Spatial cartography of human thymus enables the geopositioning of lineage transcription factors in rare mimetic thymic epithelial cells

Why mapping a tiny organ matters

The thymus is a small organ tucked behind your breastbone, yet it quietly shapes your immune system by training newborn T cells to recognize threats without attacking your own tissues. As people live longer and immune-related diseases become more common, scientists need to understand this training ground in fine detail. This study builds a detailed spatial “map” of the human thymus in fetuses and young children, revealing how different cell neighborhoods are arranged and how rare, specialized cells help prevent autoimmunity.

The thymus as an immune training school

T cells begin life as immature recruits arriving from the fetal liver or bone marrow. In the thymus they pass through a structured journey. The outer region, called the cortex, is filled with developing T cells and supportive epithelial cells that test whether each T cell can recognize molecular signs of the body. Those that pass move into the inner region, the medulla, where another round of testing removes cells that react too strongly to self. This process, called central tolerance, is what keeps a healthy immune system from attacking normal organs such as the pancreas, skin, or brain.
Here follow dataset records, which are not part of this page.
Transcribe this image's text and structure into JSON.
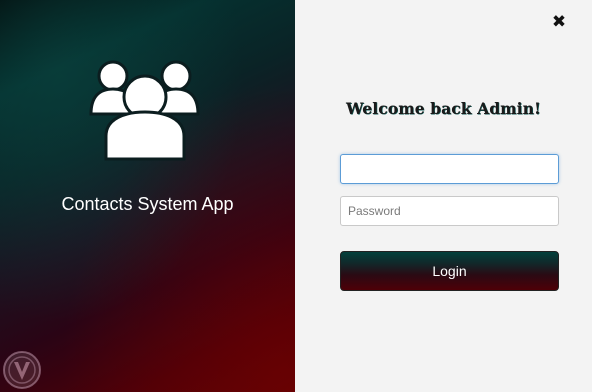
{
  "left_panel": {
    "app_title": "Contacts System App",
    "icon": "users-group-icon",
    "watermark_icon": "shield-logo-icon"
  },
  "right_panel": {
    "close_icon": "close-icon",
    "close_glyph": "✖",
    "welcome_text": "Welcome back Admin!",
    "username": {
      "value": "",
      "placeholder": ""
    },
    "password": {
      "value": "",
      "placeholder": "Password"
    },
    "login_label": "Login"
  },
  "colors": {
    "right_bg": "#f3f3f3",
    "focus_border": "#5c9cd6",
    "gradient_teal": "#05302f",
    "gradient_red": "#5a0204"
  }
}
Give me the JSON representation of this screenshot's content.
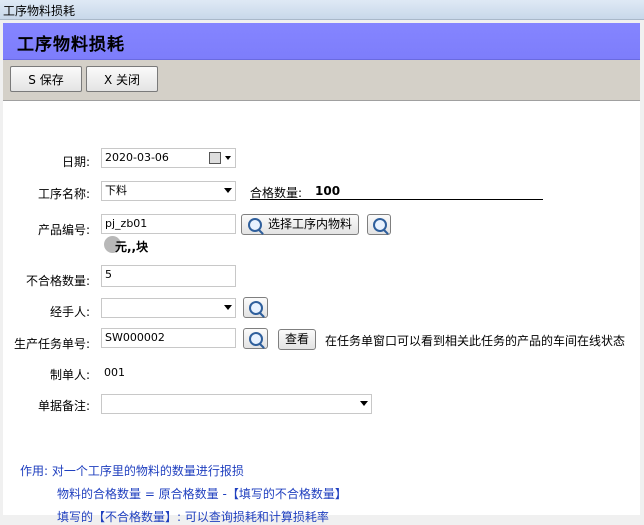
{
  "window": {
    "title": "工序物料损耗"
  },
  "header": {
    "title": "工序物料损耗"
  },
  "toolbar": {
    "save_label": "S 保存",
    "close_label": "X 关闭"
  },
  "form": {
    "date_label": "日期:",
    "date_value": "2020-03-06",
    "process_label": "工序名称:",
    "process_value": "下料",
    "qualified_label": "合格数量:",
    "qualified_value": "100",
    "product_label": "产品编号:",
    "product_value": "pj_zb01",
    "select_material_label": "选择工序内物料",
    "product_info": "元,,块",
    "unqualified_label": "不合格数量:",
    "unqualified_value": "5",
    "handler_label": "经手人:",
    "handler_value": "",
    "task_label": "生产任务单号:",
    "task_value": "SW000002",
    "view_label": "查看",
    "task_hint": "在任务单窗口可以看到相关此任务的产品的车间在线状态",
    "creator_label": "制单人:",
    "creator_value": "001",
    "remark_label": "单据备注:",
    "remark_value": ""
  },
  "notes": {
    "line1": "作用: 对一个工序里的物料的数量进行报损",
    "line2": "物料的合格数量 = 原合格数量 -【填写的不合格数量】",
    "line3": "填写的【不合格数量】: 可以查询损耗和计算损耗率"
  },
  "icons": {
    "calendar": "calendar-icon",
    "search": "magnifier-icon"
  },
  "colors": {
    "header_bg": "#8080ff",
    "note_text": "#1f3fbf"
  }
}
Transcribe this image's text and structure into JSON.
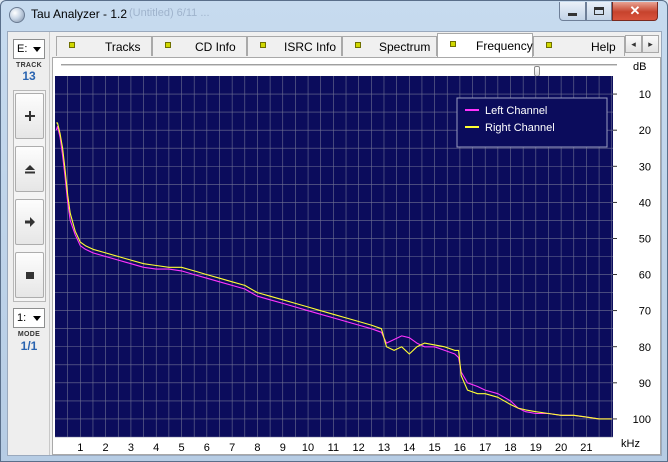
{
  "window": {
    "title": "Tau Analyzer - 1.2",
    "title_ghost": "(Untitled) 6/11 ...",
    "close_glyph": "✕"
  },
  "left_panel": {
    "drive_value": "E:",
    "track_label": "TRACK",
    "track_number": "13",
    "channel_value": "1:",
    "mode_label": "MODE",
    "mode_value": "1/1",
    "buttons": [
      {
        "name": "zoom-in-button",
        "icon": "plus-icon"
      },
      {
        "name": "eject-button",
        "icon": "eject-icon"
      },
      {
        "name": "next-button",
        "icon": "arrow-right-icon"
      },
      {
        "name": "stop-button",
        "icon": "stop-icon"
      }
    ]
  },
  "tabs": [
    {
      "label": "Tracks",
      "active": false
    },
    {
      "label": "CD Info",
      "active": false
    },
    {
      "label": "ISRC Info",
      "active": false
    },
    {
      "label": "Spectrum",
      "active": false
    },
    {
      "label": "Frequency",
      "active": true
    },
    {
      "label": "Help",
      "active": false
    }
  ],
  "tab_scroll": {
    "left": "◂",
    "right": "▸"
  },
  "plot": {
    "y_unit": "dB",
    "x_unit": "kHz",
    "slider_value": 0.86
  },
  "chart_data": {
    "type": "line",
    "title": "",
    "xlabel": "kHz",
    "ylabel": "dB",
    "xlim": [
      0,
      22.05
    ],
    "ylim": [
      -105,
      -5
    ],
    "x_ticks": [
      1,
      2,
      3,
      4,
      5,
      6,
      7,
      8,
      9,
      10,
      11,
      12,
      13,
      14,
      15,
      16,
      17,
      18,
      19,
      20,
      21
    ],
    "y_ticks": [
      -10,
      -20,
      -30,
      -40,
      -50,
      -60,
      -70,
      -80,
      -90,
      -100
    ],
    "y_tick_labels": [
      "10",
      "20",
      "30",
      "40",
      "50",
      "60",
      "70",
      "80",
      "90",
      "100"
    ],
    "grid": true,
    "legend_position": "top-right",
    "background_color": "#0b0c5c",
    "grid_color": "#6f7193",
    "series": [
      {
        "name": "Left Channel",
        "color": "#ff33ff",
        "x": [
          0.05,
          0.1,
          0.2,
          0.3,
          0.4,
          0.5,
          0.6,
          0.8,
          1.0,
          1.2,
          1.5,
          2.0,
          2.5,
          3.0,
          3.5,
          4.0,
          4.5,
          5.0,
          5.5,
          6.0,
          6.5,
          7.0,
          7.5,
          8.0,
          8.5,
          9.0,
          9.5,
          10.0,
          10.5,
          11.0,
          11.5,
          12.0,
          12.5,
          12.9,
          13.1,
          13.4,
          13.7,
          14.0,
          14.3,
          14.6,
          15.0,
          15.4,
          15.8,
          15.95,
          16.05,
          16.3,
          16.7,
          17.0,
          17.5,
          18.0,
          18.3,
          18.6,
          19.0,
          19.5,
          20.0,
          20.5,
          21.0,
          21.5,
          22.0
        ],
        "y": [
          -20,
          -19,
          -22,
          -27,
          -33,
          -40,
          -45,
          -49,
          -52,
          -53,
          -54,
          -55,
          -56,
          -57,
          -58,
          -58.5,
          -58.5,
          -59,
          -60,
          -61,
          -62,
          -63,
          -64,
          -66,
          -67,
          -68,
          -69,
          -70,
          -71,
          -72,
          -73,
          -74,
          -75,
          -76,
          -79,
          -78,
          -77,
          -77.5,
          -79,
          -80,
          -80,
          -81,
          -82,
          -83,
          -87,
          -90,
          -91,
          -92,
          -93,
          -95,
          -97,
          -98,
          -98.5,
          -98.5,
          -99,
          -99,
          -99.5,
          -100,
          -100
        ]
      },
      {
        "name": "Right Channel",
        "color": "#ffff33",
        "x": [
          0.05,
          0.1,
          0.2,
          0.3,
          0.4,
          0.5,
          0.6,
          0.8,
          1.0,
          1.2,
          1.5,
          2.0,
          2.5,
          3.0,
          3.5,
          4.0,
          4.5,
          5.0,
          5.5,
          6.0,
          6.5,
          7.0,
          7.5,
          8.0,
          8.5,
          9.0,
          9.5,
          10.0,
          10.5,
          11.0,
          11.5,
          12.0,
          12.5,
          12.9,
          13.1,
          13.4,
          13.7,
          14.0,
          14.3,
          14.6,
          15.0,
          15.4,
          15.8,
          15.95,
          16.05,
          16.3,
          16.7,
          17.0,
          17.5,
          18.0,
          18.3,
          18.6,
          19.0,
          19.5,
          20.0,
          20.5,
          21.0,
          21.5,
          22.0
        ],
        "y": [
          -18,
          -18,
          -21,
          -25,
          -31,
          -38,
          -43,
          -48,
          -51,
          -52,
          -53,
          -54,
          -55,
          -56,
          -57,
          -57.5,
          -58,
          -58,
          -59,
          -60,
          -61,
          -62,
          -63,
          -65,
          -66,
          -67,
          -68,
          -69,
          -70,
          -71,
          -72,
          -73,
          -74,
          -75,
          -80,
          -81,
          -80,
          -82,
          -80,
          -79,
          -79.5,
          -80,
          -81,
          -81,
          -88,
          -92,
          -93,
          -93,
          -94,
          -96,
          -97,
          -97.5,
          -98,
          -98.5,
          -99,
          -99,
          -99.5,
          -100,
          -100
        ]
      }
    ]
  }
}
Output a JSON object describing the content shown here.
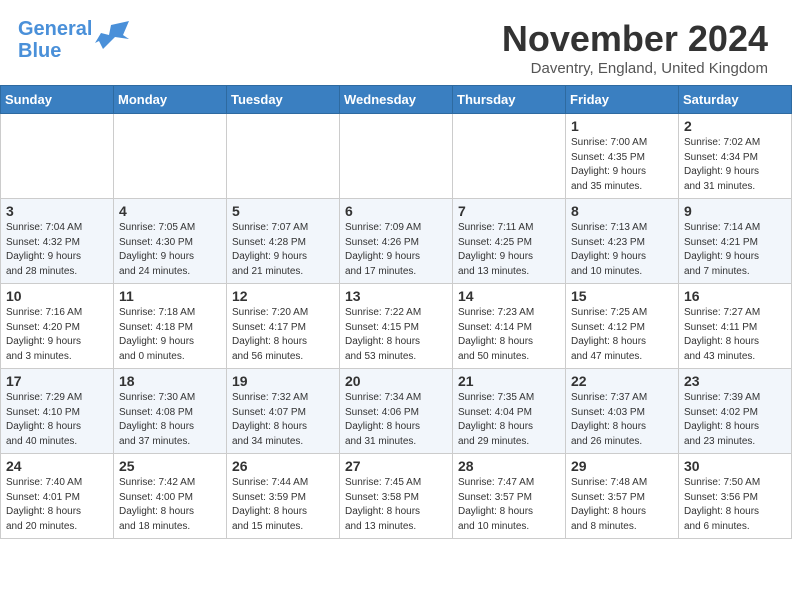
{
  "header": {
    "logo_line1": "General",
    "logo_line2": "Blue",
    "title": "November 2024",
    "location": "Daventry, England, United Kingdom"
  },
  "weekdays": [
    "Sunday",
    "Monday",
    "Tuesday",
    "Wednesday",
    "Thursday",
    "Friday",
    "Saturday"
  ],
  "weeks": [
    [
      {
        "day": "",
        "info": ""
      },
      {
        "day": "",
        "info": ""
      },
      {
        "day": "",
        "info": ""
      },
      {
        "day": "",
        "info": ""
      },
      {
        "day": "",
        "info": ""
      },
      {
        "day": "1",
        "info": "Sunrise: 7:00 AM\nSunset: 4:35 PM\nDaylight: 9 hours\nand 35 minutes."
      },
      {
        "day": "2",
        "info": "Sunrise: 7:02 AM\nSunset: 4:34 PM\nDaylight: 9 hours\nand 31 minutes."
      }
    ],
    [
      {
        "day": "3",
        "info": "Sunrise: 7:04 AM\nSunset: 4:32 PM\nDaylight: 9 hours\nand 28 minutes."
      },
      {
        "day": "4",
        "info": "Sunrise: 7:05 AM\nSunset: 4:30 PM\nDaylight: 9 hours\nand 24 minutes."
      },
      {
        "day": "5",
        "info": "Sunrise: 7:07 AM\nSunset: 4:28 PM\nDaylight: 9 hours\nand 21 minutes."
      },
      {
        "day": "6",
        "info": "Sunrise: 7:09 AM\nSunset: 4:26 PM\nDaylight: 9 hours\nand 17 minutes."
      },
      {
        "day": "7",
        "info": "Sunrise: 7:11 AM\nSunset: 4:25 PM\nDaylight: 9 hours\nand 13 minutes."
      },
      {
        "day": "8",
        "info": "Sunrise: 7:13 AM\nSunset: 4:23 PM\nDaylight: 9 hours\nand 10 minutes."
      },
      {
        "day": "9",
        "info": "Sunrise: 7:14 AM\nSunset: 4:21 PM\nDaylight: 9 hours\nand 7 minutes."
      }
    ],
    [
      {
        "day": "10",
        "info": "Sunrise: 7:16 AM\nSunset: 4:20 PM\nDaylight: 9 hours\nand 3 minutes."
      },
      {
        "day": "11",
        "info": "Sunrise: 7:18 AM\nSunset: 4:18 PM\nDaylight: 9 hours\nand 0 minutes."
      },
      {
        "day": "12",
        "info": "Sunrise: 7:20 AM\nSunset: 4:17 PM\nDaylight: 8 hours\nand 56 minutes."
      },
      {
        "day": "13",
        "info": "Sunrise: 7:22 AM\nSunset: 4:15 PM\nDaylight: 8 hours\nand 53 minutes."
      },
      {
        "day": "14",
        "info": "Sunrise: 7:23 AM\nSunset: 4:14 PM\nDaylight: 8 hours\nand 50 minutes."
      },
      {
        "day": "15",
        "info": "Sunrise: 7:25 AM\nSunset: 4:12 PM\nDaylight: 8 hours\nand 47 minutes."
      },
      {
        "day": "16",
        "info": "Sunrise: 7:27 AM\nSunset: 4:11 PM\nDaylight: 8 hours\nand 43 minutes."
      }
    ],
    [
      {
        "day": "17",
        "info": "Sunrise: 7:29 AM\nSunset: 4:10 PM\nDaylight: 8 hours\nand 40 minutes."
      },
      {
        "day": "18",
        "info": "Sunrise: 7:30 AM\nSunset: 4:08 PM\nDaylight: 8 hours\nand 37 minutes."
      },
      {
        "day": "19",
        "info": "Sunrise: 7:32 AM\nSunset: 4:07 PM\nDaylight: 8 hours\nand 34 minutes."
      },
      {
        "day": "20",
        "info": "Sunrise: 7:34 AM\nSunset: 4:06 PM\nDaylight: 8 hours\nand 31 minutes."
      },
      {
        "day": "21",
        "info": "Sunrise: 7:35 AM\nSunset: 4:04 PM\nDaylight: 8 hours\nand 29 minutes."
      },
      {
        "day": "22",
        "info": "Sunrise: 7:37 AM\nSunset: 4:03 PM\nDaylight: 8 hours\nand 26 minutes."
      },
      {
        "day": "23",
        "info": "Sunrise: 7:39 AM\nSunset: 4:02 PM\nDaylight: 8 hours\nand 23 minutes."
      }
    ],
    [
      {
        "day": "24",
        "info": "Sunrise: 7:40 AM\nSunset: 4:01 PM\nDaylight: 8 hours\nand 20 minutes."
      },
      {
        "day": "25",
        "info": "Sunrise: 7:42 AM\nSunset: 4:00 PM\nDaylight: 8 hours\nand 18 minutes."
      },
      {
        "day": "26",
        "info": "Sunrise: 7:44 AM\nSunset: 3:59 PM\nDaylight: 8 hours\nand 15 minutes."
      },
      {
        "day": "27",
        "info": "Sunrise: 7:45 AM\nSunset: 3:58 PM\nDaylight: 8 hours\nand 13 minutes."
      },
      {
        "day": "28",
        "info": "Sunrise: 7:47 AM\nSunset: 3:57 PM\nDaylight: 8 hours\nand 10 minutes."
      },
      {
        "day": "29",
        "info": "Sunrise: 7:48 AM\nSunset: 3:57 PM\nDaylight: 8 hours\nand 8 minutes."
      },
      {
        "day": "30",
        "info": "Sunrise: 7:50 AM\nSunset: 3:56 PM\nDaylight: 8 hours\nand 6 minutes."
      }
    ]
  ]
}
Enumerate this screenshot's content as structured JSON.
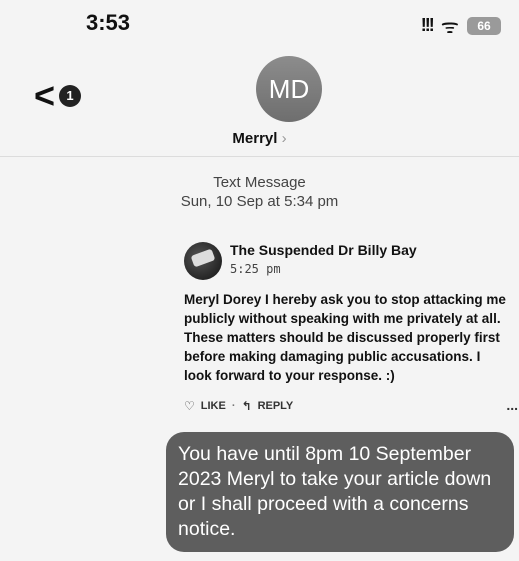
{
  "status_bar": {
    "time": "3:53",
    "signal": "!!!",
    "wifi": "ᯤ",
    "battery": "66"
  },
  "header": {
    "back_badge": "1",
    "avatar_initials": "MD",
    "contact_name": "Merryl",
    "contact_chevron": "›"
  },
  "meta": {
    "kind": "Text Message",
    "date": "Sun, 10 Sep at 5:34 pm"
  },
  "quoted_post": {
    "author": "The Suspended Dr Billy Bay",
    "time": "5:25 pm",
    "body": "Meryl Dorey I hereby ask you to stop attacking me publicly without speaking with me privately at all. These matters should be discussed properly first before making damaging public accusations. I look forward to your response. :)",
    "like_label": "LIKE",
    "separator": "·",
    "reply_label": "REPLY",
    "more": "..."
  },
  "message": {
    "text": "You have until 8pm 10 September 2023 Meryl to take your article down or I shall proceed with a concerns notice."
  },
  "icons": {
    "back": "chevron-left-icon",
    "like": "heart-icon",
    "reply": "reply-icon",
    "more": "more-icon"
  },
  "colors": {
    "bubble": "#5e5e5e",
    "avatar": "#7d7d7d",
    "background": "#f4f4f4"
  }
}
Building a high‑resolution thymus atlas

Previous studies profiled thymus cells by sequencing them one by one after they were removed from the tissue. That revealed who the major players are, but not where they sit or how they are arranged. In this work, the authors used a technique called spatial transcriptomics (Stereo‑seq), which reads thousands of genes directly from intact tissue slices, along with highly multiplexed protein imaging. They applied these tools to human fetal thymi from 13 to 18 weeks of gestation and to pediatric thymi from 7 weeks to 6 years of age. By combining gene and protein data, they could outline classic regions such as cortex, medulla, and fibrous septa, and then subdivide them into smaller “niches” with distinct mixes of T cells, epithelial cells, fibroblasts, and other immune cells.

Decoding the signals that shape T cell fate

With this atlas, the team examined how cells talk to each other using signaling molecules. In the cortex, they found pathways that help maintain fibroblasts and guide immature T cells, including signals involving the protein CXCL12 and its receptor on T cells. These cues help young T cells move through the cortex and undergo their first selection steps. In the medulla, they saw a different set of signals dominating, such as chemokines that bring mature T cells into the right areas, and factors involved in antigen presentation and cell death. Together, these circuits ensure that T cells not only learn what “self” looks like but are also eliminated if they respond too aggressively.

Rare mimicking cells and their control switches

A central focus of the study is a little‑known group of thymic epithelial cells that behave like stand‑ins for cells from other organs. These “mimetic” cells turn on gene programs normally used by muscle, nerve, or gland cells, allowing the thymus to display a wide catalog of self‑molecules to developing T cells. Using their spatial map, the researchers systematically searched for transcription factors—gene control switches—active in epithelial cells located in the medulla. They uncovered 70 such factors linked to mimetic cells, including well‑known regulators like AIRE and FEZF2, as well as dozens of previously underappreciated candidates. These cells are extremely rare, making up less than half a percent of the tissue, yet they cluster in specialized hotspots near structures called Hassall’s corpuscles.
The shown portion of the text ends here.